全長80センチの大きな個体で、雨の中ご参加された21名の参加者にスタッフを加えた30名程度は間近で観察することができました。
成体の発見された地点より上流でエラのみられる幼生(全長10センチ)も出てきてくれました。
黒い体色ですが、うっすら斑文ができはじめています。
興奮しているのかしっぽの表面に白い粘液を出しています。(KY)
7月12日
午後8時より市職員らによる夜間調査を行いました。
近頃は雨が多く、水量も増え水流も急でしたのでオオサンショウウオの発見が難しいかと思われましたが4個体発見することができました。
日向川と蛇ヶ洞川の合流地点からやや上流では少し小さめ(70.0センチ及び65.0センチ)の成体が2個体発見されました。
次に1個体発見するも素早い動きで逃げ捕獲できませんでしたが、その後発見した個体は捕獲することができました。
全長83センチの大きな個体です。
今シーズンは蛇ヶ洞川等でのオオサンショウウオの発見数は少なくないのですが今年はまだ人工巣穴内での確認ができていません。
これがなにを意味するのか気にかかるところです。(K.Y)
6月22日
午後1時から人工巣穴清掃を行いました。
午前中は地元と瀬戸環境パートナーシップ事業所の大橋運輸さんで草刈や河川清掃をしていただきました。
天気の心配がありましたが無事に晴れ、予定どおり清掃を行うことができました。
34名の事前申し込み参加者や小西砕石様などご参加いただいた皆様ありがとうございました。
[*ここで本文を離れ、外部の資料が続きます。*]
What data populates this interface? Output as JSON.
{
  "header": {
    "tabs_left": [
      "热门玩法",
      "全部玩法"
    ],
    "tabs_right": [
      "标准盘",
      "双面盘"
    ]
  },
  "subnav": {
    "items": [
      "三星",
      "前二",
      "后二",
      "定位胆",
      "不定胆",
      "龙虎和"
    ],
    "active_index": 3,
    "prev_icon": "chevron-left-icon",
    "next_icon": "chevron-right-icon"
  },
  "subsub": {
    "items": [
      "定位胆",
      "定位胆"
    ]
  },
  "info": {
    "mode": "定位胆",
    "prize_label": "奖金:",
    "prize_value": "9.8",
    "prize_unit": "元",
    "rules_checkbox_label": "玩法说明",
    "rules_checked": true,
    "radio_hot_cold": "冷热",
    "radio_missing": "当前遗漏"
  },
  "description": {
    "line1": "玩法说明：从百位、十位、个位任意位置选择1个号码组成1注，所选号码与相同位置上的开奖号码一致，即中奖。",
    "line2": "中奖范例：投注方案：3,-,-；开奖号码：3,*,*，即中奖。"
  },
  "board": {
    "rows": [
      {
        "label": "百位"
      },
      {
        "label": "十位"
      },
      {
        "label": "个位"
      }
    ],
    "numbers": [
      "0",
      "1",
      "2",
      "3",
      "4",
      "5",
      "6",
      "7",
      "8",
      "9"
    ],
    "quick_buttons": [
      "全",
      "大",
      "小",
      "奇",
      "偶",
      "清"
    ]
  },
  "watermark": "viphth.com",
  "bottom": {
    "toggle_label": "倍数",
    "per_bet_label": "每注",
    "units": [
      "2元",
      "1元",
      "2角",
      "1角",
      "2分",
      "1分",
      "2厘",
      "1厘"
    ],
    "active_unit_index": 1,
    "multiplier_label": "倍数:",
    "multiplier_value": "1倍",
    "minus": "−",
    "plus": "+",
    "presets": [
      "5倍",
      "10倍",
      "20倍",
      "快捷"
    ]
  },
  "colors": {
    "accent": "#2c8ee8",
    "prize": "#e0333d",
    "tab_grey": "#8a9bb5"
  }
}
今回は大変運がよく、なんと幼生も合わせて9個体も出てきてくれました!
前日から仕掛けたカニカゴには2個体オオサンショウウオが発見されました。
2個体とも60センチ程度と少し小さめの若い個体でした。
78番目の新規発見個体
こどもたちは蛇ヶ洞川の水生生物調査を行いました。
小学生の参加者には幼生を2個体も発見してくれた子もいます。
全長は9センチと8センチ。昨年人工巣穴で幼生は孵化していないので2歳前後の個体と思われます。
ほかにも調査に加わっていただいた岐阜高校の生徒さんが成体2個体と幼生3個体を発見。
充実した調査と観察を行うことができました。
6月4日
午後3時ごろ、花川橋右岸の水落ちで発見。
水落ち部分に頭を向けており涼しいのか温かいのかじっとおとなしくしていました。
体長76センチの女の子でした。
お腹が膨らんでいたので産卵が近い可能性があります。